Entre as recordações que tomam meu dia, uma deve ser comum e pairar sobre a cabeça daqueles que viveram os áureos tempos dos vendedores ambulantes: para onde foram os livreiros de porta em porta de nossa juventude? Não sou tão velho assim, que fique claro, mas recordo dos simpáticos ambulantes. Muitos nos acordavam pela manhã com suas palmas de papel e gritos no portão. E precisava ser gritando mesmo. Tocar a campainha era perder o freguês:


— Ah, mas esse aqui é ótimo. Chama-se Pollyanna, de Eleanor H. Porter, e fala sobre a felicidade mesmo quando ela parece ser difícil e…
 

Sabiam de cor cada obra, citavam passagens com propriedade e possuíam promoções de dar inveja. Verdadeiras bibliotecas. Não se importavam com as vendas ou com sua cara de sono e poucos amigos. Mostravam-se mais felizes com comentários acerca de algum romance ou em disseminar a literatura, grandes professores que fomentavam a leitura mesmo quando o dia parecia terrível e você quase os retirassem a pontapés.
 

Mas isso foi no tempo do Chevette, das coisas que não voltam mais, do microfone-avião do Silvio Santos. De lá para cá as coisas mudaram drasticamente. Os camelôs e testemunhas de Jeová continuam, mas os livreiros foram extintos. Culpa dos meteoros tecnológicos chamados tablets e leitores digitais. São dinossauros sem reconhecimento arqueológico. O incrível é que ninguém toca no assunto, mesmo quando respondiam pelo terceiro grande meio de vendas de livros no país. Eram quase uma religião.
 

Atualmente, os dispositivos digitais marcam a nova geração, mas acabam com esse contato pessoal. Imagino, na loucura moderna, o estranhamento de alguns vendedores frente ao aparelho e ao conversarem com esses jovens “superinternéticos”:
 

– E esse é o último lançamento do Jô…
– Mas eu tenho aqui, ó (mostrando o tablet luminoso).
– O que é isso?
– Meu livro.
– Mas e a capa? Brilha assim mesmo?
– Não, é essa aqui.
– Mas deve ser muito caro. Com esse dinheiro você compra dez livros comigo.
– Que nada, pô. Tenho 50 títulos aqui dentro.
– Posso cheirar? Shuif, shuif. Nossa, tem cheio de queimado.
– Claro, é um compu…
– Como você coloca na prateleira?
– Não precisa, é um…
– E a biblioteca?
– Tá aqui dentro do compu…
– Muito sem graça, viu. E ele faz um barulho estranho.
– É que recebi um e-mail.
– Mas isso é um livro?
– Um compu…
– Ele faz café? Tem uma água se mexendo aí, olha.
– Isso é um protetor de tela. Igual ao compu…
– Eles inventam cada coisa, né? Parece até um computador.
– Mas era justamente…
– Estava dizendo que esse livro fala sobre um homem que…
– Tá, me dá que eu compro.
– Viu, muito melhor segurar um livro de verdade. Só não sei como você consegue colocá-lo dentro dessa caixinha. Coloca para eu ver?
– Não é assim, eu baixo e…
– No chão?
– É baixar, download. Quer saber? Tchau.

Reticências



Arte de Angel Estevez


Ah, o tempo, o que falar sobre o tempo enquanto ainda o temos? Ele é belo e triste na imensidão restrita de um relógio ou calendário. Não possui reticências, vai chegando sem avisar como onda que assenta a areia cheia de marcas. Incontestável, não está aí para o canto dos pássaros ou a jovialidade do mocinho. Quando bem entende, ceifa os desejos escondidos por trás das tentativas de se prolongar uma eternidade fictícia.

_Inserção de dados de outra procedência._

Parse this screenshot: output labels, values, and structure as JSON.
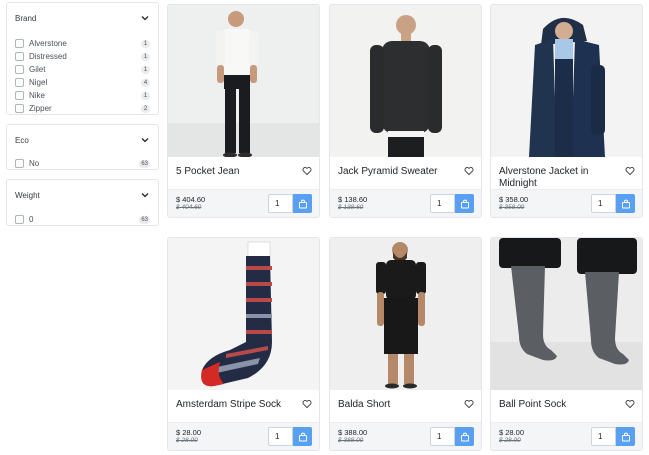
{
  "filters": {
    "brand": {
      "title": "Brand",
      "options": [
        {
          "label": "Alverstone",
          "count": "1"
        },
        {
          "label": "Distressed",
          "count": "1"
        },
        {
          "label": "Gilet",
          "count": "1"
        },
        {
          "label": "Nigel",
          "count": "4"
        },
        {
          "label": "Nike",
          "count": "1"
        },
        {
          "label": "Zipper",
          "count": "2"
        }
      ]
    },
    "eco": {
      "title": "Eco",
      "options": [
        {
          "label": "No",
          "count": "63"
        }
      ]
    },
    "weight": {
      "title": "Weight",
      "options": [
        {
          "label": "0",
          "count": "63"
        }
      ]
    }
  },
  "products": [
    {
      "name": "5 Pocket Jean",
      "price": "$ 404.60",
      "old_price": "$ 404.60",
      "qty": "1",
      "image": "man-white-tee-black-jeans"
    },
    {
      "name": "Jack Pyramid Sweater",
      "price": "$ 138.60",
      "old_price": "$ 138.60",
      "qty": "1",
      "image": "man-dark-sweater"
    },
    {
      "name": "Alverstone Jacket in Midnight",
      "price": "$ 358.00",
      "old_price": "$ 358.00",
      "qty": "1",
      "image": "man-navy-jacket"
    },
    {
      "name": "Amsterdam Stripe Sock",
      "price": "$ 28.00",
      "old_price": "$ 28.00",
      "qty": "1",
      "image": "striped-sock"
    },
    {
      "name": "Balda Short",
      "price": "$ 388.00",
      "old_price": "$ 388.00",
      "qty": "1",
      "image": "man-black-shorts"
    },
    {
      "name": "Ball Point Sock",
      "price": "$ 28.00",
      "old_price": "$ 28.00",
      "qty": "1",
      "image": "grey-socks-legs"
    }
  ],
  "colors": {
    "accent": "#5aa0f2",
    "border": "#e3e6ea",
    "footer_bg": "#f4f5f6"
  }
}
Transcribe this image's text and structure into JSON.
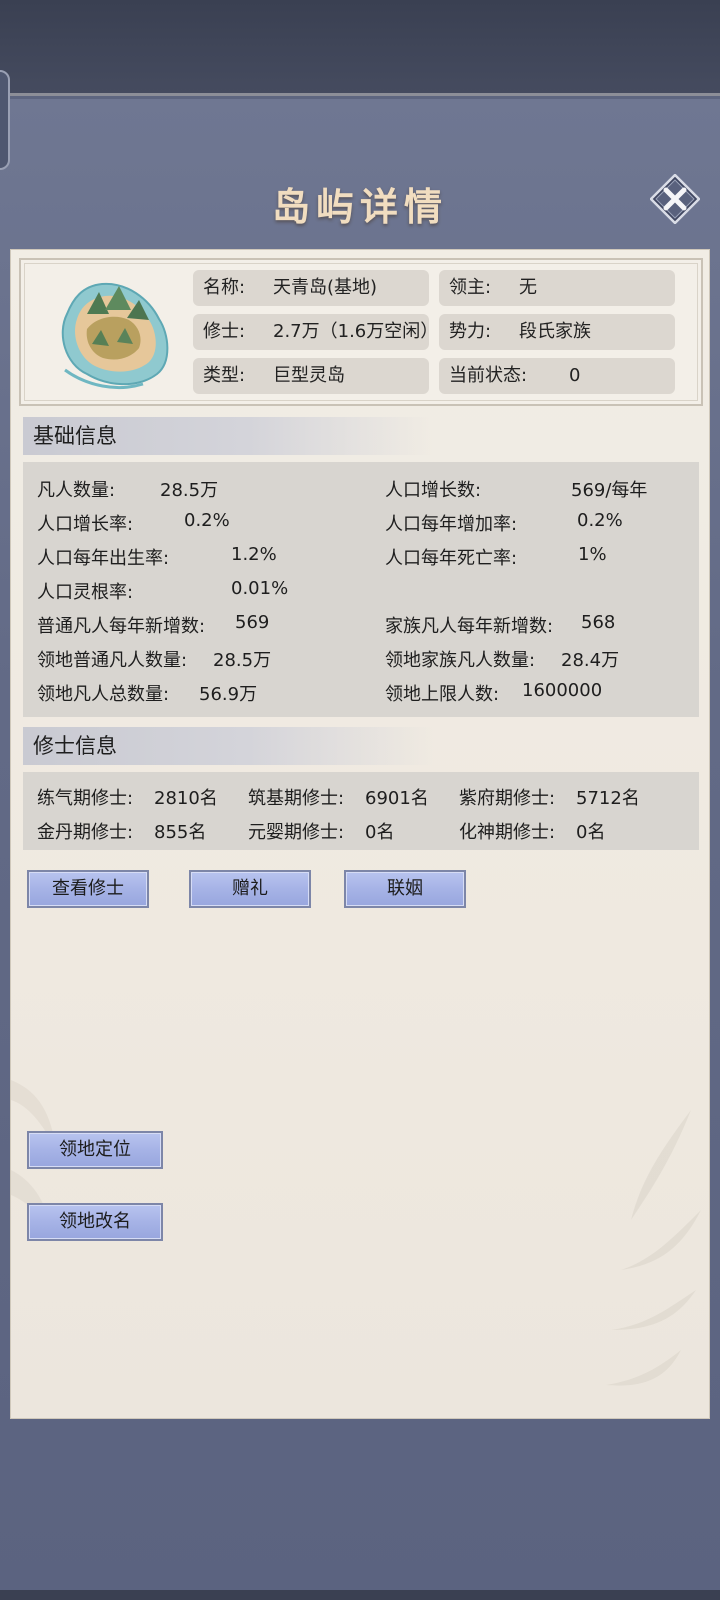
{
  "title": "岛屿详情",
  "header": {
    "name_key": "名称:",
    "name_val": "天青岛(基地)",
    "lord_key": "领主:",
    "lord_val": "无",
    "cultivators_key": "修士:",
    "cultivators_val": "2.7万（1.6万空闲）",
    "faction_key": "势力:",
    "faction_val": "段氏家族",
    "type_key": "类型:",
    "type_val": "巨型灵岛",
    "status_key": "当前状态:",
    "status_val": "0"
  },
  "basic": {
    "title": "基础信息",
    "mortals_key": "凡人数量:",
    "mortals_val": "28.5万",
    "pop_growth_key": "人口增长数:",
    "pop_growth_val": "569/每年",
    "growth_rate_key": "人口增长率:",
    "growth_rate_val": "0.2%",
    "yearly_increase_key": "人口每年增加率:",
    "yearly_increase_val": "0.2%",
    "birth_rate_key": "人口每年出生率:",
    "birth_rate_val": "1.2%",
    "death_rate_key": "人口每年死亡率:",
    "death_rate_val": "1%",
    "spirit_root_key": "人口灵根率:",
    "spirit_root_val": "0.01%",
    "common_new_key": "普通凡人每年新增数:",
    "common_new_val": "569",
    "family_new_key": "家族凡人每年新增数:",
    "family_new_val": "568",
    "territory_common_key": "领地普通凡人数量:",
    "territory_common_val": "28.5万",
    "territory_family_key": "领地家族凡人数量:",
    "territory_family_val": "28.4万",
    "territory_total_key": "领地凡人总数量:",
    "territory_total_val": "56.9万",
    "territory_cap_key": "领地上限人数:",
    "territory_cap_val": "1600000"
  },
  "cultivator": {
    "title": "修士信息",
    "qi_key": "练气期修士:",
    "qi_val": "2810名",
    "foundation_key": "筑基期修士:",
    "foundation_val": "6901名",
    "purple_key": "紫府期修士:",
    "purple_val": "5712名",
    "golden_key": "金丹期修士:",
    "golden_val": "855名",
    "nascent_key": "元婴期修士:",
    "nascent_val": "0名",
    "deity_key": "化神期修士:",
    "deity_val": "0名"
  },
  "buttons": {
    "view": "查看修士",
    "gift": "赠礼",
    "marriage": "联姻",
    "locate": "领地定位",
    "rename": "领地改名"
  },
  "icons": {
    "close": "close-icon",
    "island": "island-map-icon"
  },
  "colors": {
    "title": "#f1ddc0",
    "button": "#a6b3e6",
    "background": "#626a86",
    "card": "#efe9e0"
  }
}
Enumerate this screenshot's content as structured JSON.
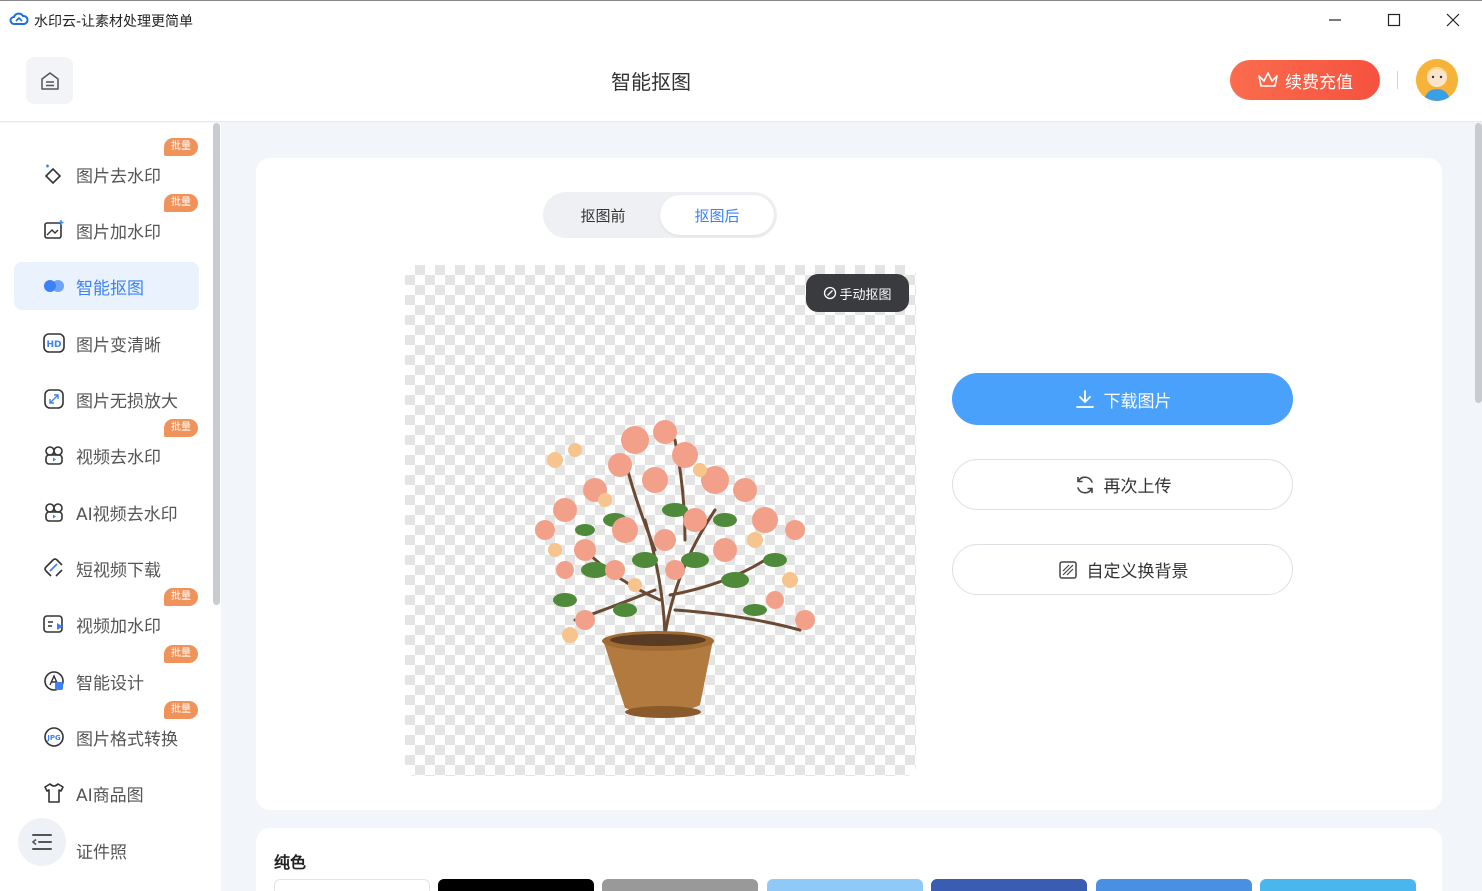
{
  "window": {
    "title": "水印云-让素材处理更简单",
    "controls": [
      "minimize-icon",
      "maximize-icon",
      "close-icon"
    ]
  },
  "header": {
    "title": "智能抠图",
    "recharge_label": "续费充值"
  },
  "sidebar": {
    "items": [
      {
        "label": "图片去水印",
        "badge": "批量",
        "icon": "eraser-icon"
      },
      {
        "label": "图片加水印",
        "badge": "批量",
        "icon": "image-add-icon"
      },
      {
        "label": "智能抠图",
        "badge": "",
        "icon": "cutout-icon",
        "active": true
      },
      {
        "label": "图片变清晰",
        "badge": "",
        "icon": "hd-icon"
      },
      {
        "label": "图片无损放大",
        "badge": "",
        "icon": "enlarge-icon"
      },
      {
        "label": "视频去水印",
        "badge": "批量",
        "icon": "video-eraser-icon"
      },
      {
        "label": "AI视频去水印",
        "badge": "",
        "icon": "ai-video-icon"
      },
      {
        "label": "短视频下载",
        "badge": "",
        "icon": "link-download-icon"
      },
      {
        "label": "视频加水印",
        "badge": "批量",
        "icon": "video-add-icon"
      },
      {
        "label": "智能设计",
        "badge": "批量",
        "icon": "design-icon"
      },
      {
        "label": "图片格式转换",
        "badge": "批量",
        "icon": "jpg-icon"
      },
      {
        "label": "AI商品图",
        "badge": "",
        "icon": "shirt-icon"
      },
      {
        "label": "证件照",
        "badge": "",
        "icon": "id-photo-icon"
      }
    ]
  },
  "main": {
    "tabs": [
      {
        "label": "抠图前",
        "active": false
      },
      {
        "label": "抠图后",
        "active": true
      }
    ],
    "manual_label": "手动抠图",
    "download_label": "下载图片",
    "reupload_label": "再次上传",
    "custom_bg_label": "自定义换背景"
  },
  "background": {
    "title": "纯色",
    "swatches": [
      "#ffffff",
      "#000000",
      "#999999",
      "#8ec9f7",
      "#3a5db3",
      "#4a90e2",
      "#4ab6ee"
    ]
  },
  "colors": {
    "accent": "#4aa1fc",
    "recharge": "#f5523f",
    "badge": "#f0935a"
  }
}
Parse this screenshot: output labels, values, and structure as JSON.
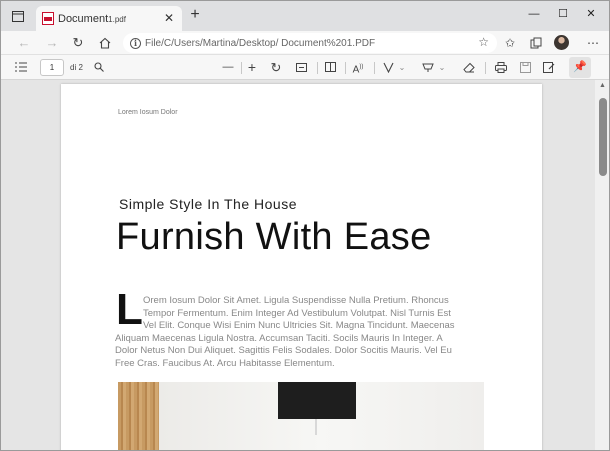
{
  "tab": {
    "title_main": "Document",
    "title_sub": "1.pdf",
    "close_glyph": "✕",
    "new_tab_glyph": "+"
  },
  "window_controls": {
    "minimize": "—",
    "maximize": "☐",
    "close": "✕"
  },
  "address_bar": {
    "url": "File/C/Users/Martina/Desktop/ Document%201.PDF"
  },
  "pdf_toolbar": {
    "page_current": "1",
    "page_total": "di 2"
  },
  "document": {
    "header_small": "Lorem Iosum Dolor",
    "subtitle": "Simple Style In The House",
    "title": "Furnish With Ease",
    "dropcap": "L",
    "body_lines": [
      "Orem Iosum Dolor Sit Amet. Ligula Suspendisse Nulla Pretium. Rhoncus",
      "Tempor Fermentum. Enim Integer Ad Vestibulum Volutpat. Nisl Turnis Est",
      "Vel Elit. Conque Wisi Enim Nunc Ultricies Sit. Magna Tincidunt. Maecenas",
      "Aliquam Maecenas Ligula Nostra. Accumsan Taciti. Socils Mauris In Integer. A",
      "Dolor Netus Non Dui Aliquet. Sagittis Felis Sodales. Dolor Socitis Mauris. Vel Eu",
      "Free Cras. Faucibus At. Arcu Habitasse Elementum."
    ]
  },
  "colors": {
    "page_bg": "#ffffff",
    "chrome_bg": "#f7f7f7",
    "pdf_red": "#c8102e"
  }
}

Que fique claro para o leitor que o tempo citado era o de antigamente. O nosso atual, moderno, dinâmico, televisivo e tecnológico, gosta de postergar um pouco as coisas. É meio preguiçoso e nos dá mais tempo para tudo: amor, velhice, sonhos e futilidades. É nítida a diferença entre estes dois tempos – principalmente quando comparamos as fotografias atuais com as antigas e vemos que parecemos mais eternos do que nossos pais.

Essa semana, por exemplo, olhei uma foto de quando tinha dezoito anos. Cara limpa, espinhas, topete, e tudo o que uma foto dessas pode conter. Não era tão recente assim, assumo, mas, moderna em relação aos registros de outros familiares. Para meu assombro, um pouco mais próxima do que atualmente sou, embora alguns tentem me convencer do contrário. Eu possuía um sorriso de formol que é idêntico ao de hoje.

Já as fotos de antigamente, e coloque aí muitos anos e até séculos, eram menos promissoras de longevidade e sorrisos. Em uma antiga meu pai aparece forte, abrupto, com uma vida inteira pela frente, mas sério, taciturno, preocupado com o tempo que abate os fortes. Não aparentava a jovialidade comum das atuais. Embora jovem, notava-se anos a frente. Já clareado pela oxidação, portava a preocupação de ser eterno pela moldura de papel. O tempo tinha essa coisa de nos fazer enlouquecer pensando que duraríamos para sempre.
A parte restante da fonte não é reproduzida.